Problems in this solution: The system cannot provide services when a single Acceptor breaks down.

Plan 3

Introduce multiple acceptors based on scheme 2.

It is assumed that the number of Acceptor clusters is fixed. In this case, there are several problems when extending scheme 2:

  1. How does an Acceptor cluster determine a value? The var of half acceptors is set to the same value. Multiple acceptors are required for a single Acceptor.
  2. If the prepare phase detects that some acceptors have values, does the Proposer release the lock directly? Not necessarily, because there are multiple acceptors and more than half of them accept the same value. So if the number of values is less than half, the Proposer needs to proceed to the accept phase, but at that point it needs to decide whether to select a value from a random set of values taken during the phase, or from a set of values according to some rule. For fast convergence, we choose the value with the largest label.
  3. A Proposer obtains a lock on an Acceptor cluster during the prepare phase. Obtain more than half of Acceptor locks.
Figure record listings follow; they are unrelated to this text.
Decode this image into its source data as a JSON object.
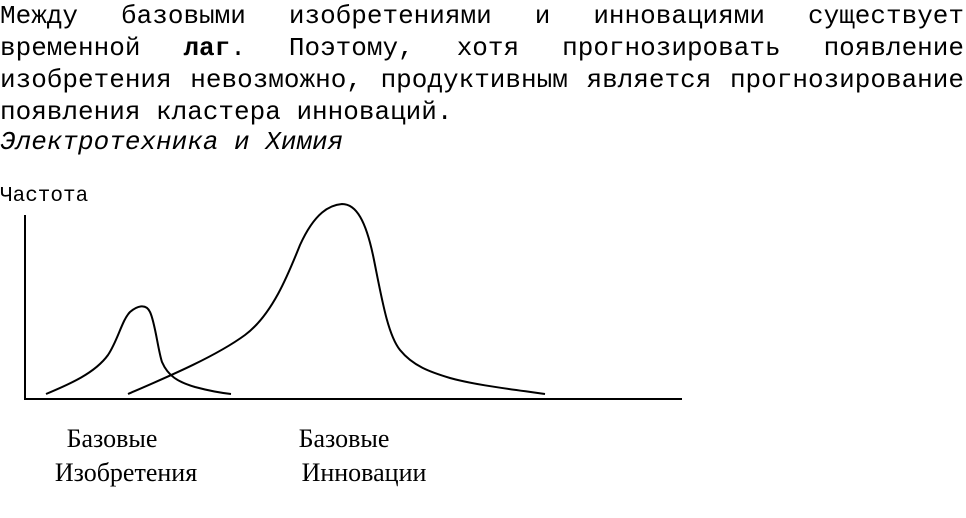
{
  "text": {
    "part1": "Между базовыми изобретениями и инновациями существует временной ",
    "bold_word": "лаг",
    "part2": ". Поэтому, хотя прогнозировать появление изобретения невозможно, продуктивным является прогнозирование появления кластера инноваций.",
    "subtitle": "Электротехника и Химия"
  },
  "diagram": {
    "ylabel": "Частота",
    "captions": {
      "inventions": [
        "Базовые",
        "Изобретения"
      ],
      "innovations": [
        "Базовые",
        "Инновации"
      ]
    }
  }
}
A numbered n contains at most one Proposer that obtains a lock according to the pigeon nest principle.

With the above problems solved, the final solution is ready:

The Proposer:

Prepare phase: The system obtains the prepare(n) label and sends a prepare(n) request to the Acceptor cluster. If the Acceptor cluster receives no response, the system terminates. When receiving a half-OK reply, if there is a non-null value in the reply, select the value v with the largest label. If no value exists in the reply, any value v can be selected to initiate an Accept request.

Accept phase: An Accept (n, v) request is sent to the Acceptor cluster using the value v selected in the previous phase. If more than half of the OK packets are received, the cluster successfully accepts V. If not, it indicates that a Proposer with a higher numbered numbered preempted the Proposer or that some acceptors failed.
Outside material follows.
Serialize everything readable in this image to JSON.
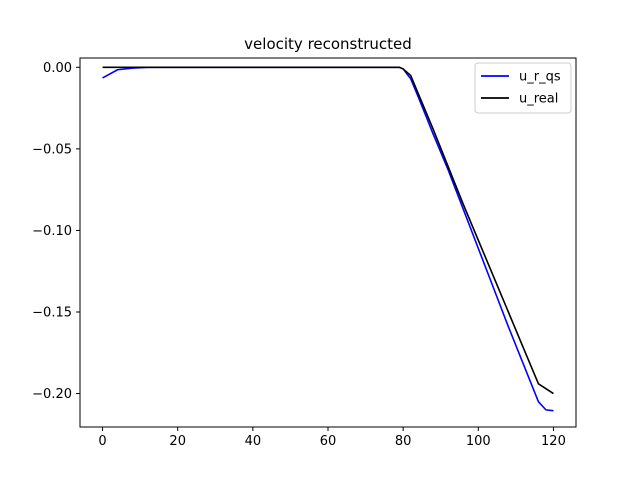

Note: The two phases do not require one request to all acceptors in the cluster, just select a half set. And the set of acceptors selected for phase one and phase two need not be the same.

The Acceptor:

The status to be maintained is as follows: the current Accept value, its accepted number

, and the maximum number of the current authorized lock: latest-n.
,>

Prepare phase: Receives a prepare(n) request for the Proposer. If latest-n > n, an Error is returned. Otherwise, return

. Update latest-n to n.
,>

Accept phase: receives a Proposer accept(n, v) request with an Error if latest-n > n. Otherwise accept the request, update latest-n, accepted-n, accepted-v, and return OK.

summary

After watching the video of Zhixing Society and combing the above information, I will have a better understanding of Paxos Made Simple paper. And then I thought, why is it so hard to read the paper? On the one hand, the paper does not have much preparation, we start to reason, and we do not have a suitable model in mind to understand the various concepts mentioned in the paper; A paper, on the other hand, is a process of reverse organization, that is, gradually deducing the conditions that need to be met from the conclusion, and finally combining all the conditions. All these make it difficult to pick up the paper directly.

Finally, summarize the key points of understanding Paxos again:

  1. Understanding the purpose of the original Paxos is for multiple acceptors to agree on a single immutable value.
  2. Use the Client-Server + lock model in engineering to help understand.
  3. Splitting an algorithm into two phases can fail quickly.
  4. The n label was introduced to solve deadlocks and preemption order problems.
  5. In the second stage, the value of the maximum label is selected to make the accept process converge rapidly.

The resources

  1. Paper: www.scs.stanford.edu/20sp-cs244b…
  2. Translation: www.cnblogs.com/yaodd/p/615…
  3. Macmillan society – paxos and distributed system: www.bilibili.com/video/BV1Lt…

I am Green tengmu bird, a programmer like photography, welcome to pay attention to my public number: “Mu Bird miscellaneous Record”.